A factor of 4 is a pretty significant difference. That should be enough to change the interest rate offered (and 2% default in 2002 is pretty high). The illustrations to the article go on to suggest that chrome accessories for your car are a sign of much more likely default, while premium bird seed suggests likely on-time payment.
The article was not primarily about these issues: it was about how companies learn about defaulters in order to connect to them so that they will be more likely to pay back (or will pay back more). But the illustrations did get me thinking again about the ethics of data mining. Is it “right” to penalize people for activities that don’t have a direct effect on their ability to payback but only a statistical correlation? Similar issues came up earlier when American Express started to penalize people who shopped at dollar stores.
I brought this up during my ethics talk in my data mining course, and my MBA students were split on this. On one hand, companies discriminate on statistical correlations a lot: teenage boys pay more for insurance than middle-aged women, for instance. But it seems unfair to penalize people for simply choosing to purchase one item over another. Isn’t that what capitalism is about? But statistics don’t lie. Or do they? Do statistics from the past hold equivalent relevancy in today’s unusual economy? Is relying on past statistics making today’s economy even worse? Should a company search for something with a more direct correlation or is this correlation enough?
At the Tepper School at Carnegie Mellon, we generally put more faith in so-called structural models, rather than statistical models. Can we get at the heart of what makes people default on credit card debt? For instance, spending more than you earn seems one thing that might directly effect the ability to pay back debt. It is hard to come up with a model where paying for drinks at the bar has a similar effect. But structural models tend to be pretty reduced-form. It is hard to include 85,000 different items (like in the study reported by the New York Times) in such models.
I vacillate a lot about this issue. Right now, I am feeling that data mining like the “spend in a bar implies default on credit cards” can lead to interesting insights and directions, but those insights would not be actionable without some more fundamental insight into behavior. The level of “fundamentalness” would depend on the application: if I am simply deciding on a marketing campaign, I might not require too much insight; if I am setting or reducing credit limits, I would require much more.
I guess this is particularly critical to me since I often play the bank at our Friday Beers. Since we might have 20 people at Beers, the tab can reach $300, and I sometimes grab the cash from the table and pay by credit card. Either the credit card companies have to come up with new rules (“If the tip is > 25% [as it often is with us: they do like us at the bar!], then credit is OK; else ding the record”) or I better hit the ATM on Friday afternoons.
3 thoughts on “Whither Data Mining?”
Mike, you can take your ethical questions to the next level by asking the same questions in health care. Health care companies use similar techniques to score people’s propensity to become ill, or need treatment of some kind. In this case the action may only be an informational campaign, but the consequences of inaccuracy in these campaigns are more important and waiting for better information (or models) is not very attractive.

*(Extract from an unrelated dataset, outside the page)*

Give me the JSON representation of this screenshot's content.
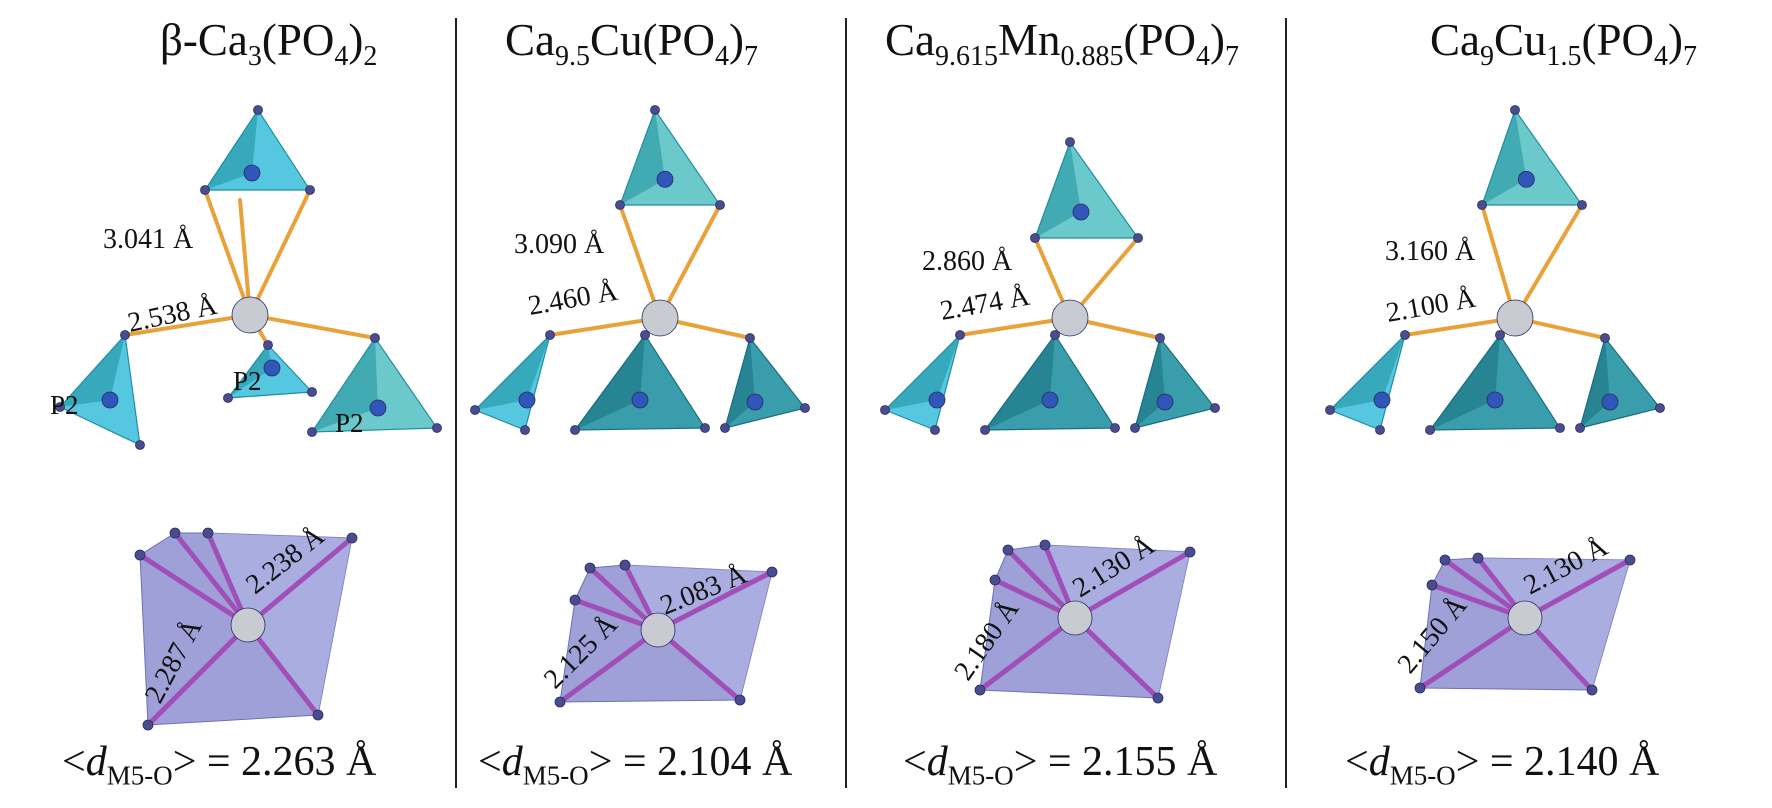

It really depends on what is the end goal. If you just want to predict who is going to default, then a predictive model (statistical, if we use your terminology) is fine. You just care about predicting, and you make the assumption that past data set is representative of the future. If someone takes the output of the model and tries to “game” the system then the past data is not representative of the future anymore.
If you want to devise policy (the goal of many economists) then you need a structural model that will give some information about causality.
I would like to assume that a credit card company will not try to steer people to drink less and buy more bird seeds in order to decrease its default rate, so a predictive model seems fine in this case.
I guess to me to basing decisions on consumer behavioral and spending patterns would lead to discrimination. It’s like trying to say a person’s genetic makeup determines if they have a predisposition to cancer or alcoholism is the same as having a financial risk predisposition.
Your DNA is your DNA – period. But,your behaviors can change based on the conditions as the article describes Maslow’s hierarchy of needs. As Chris said, the insurance industry uses the same approach to determine premiums. The bottom line is that the mortgage and credit card industry have engaged in predatory practices and loaned to people they know cannot pay.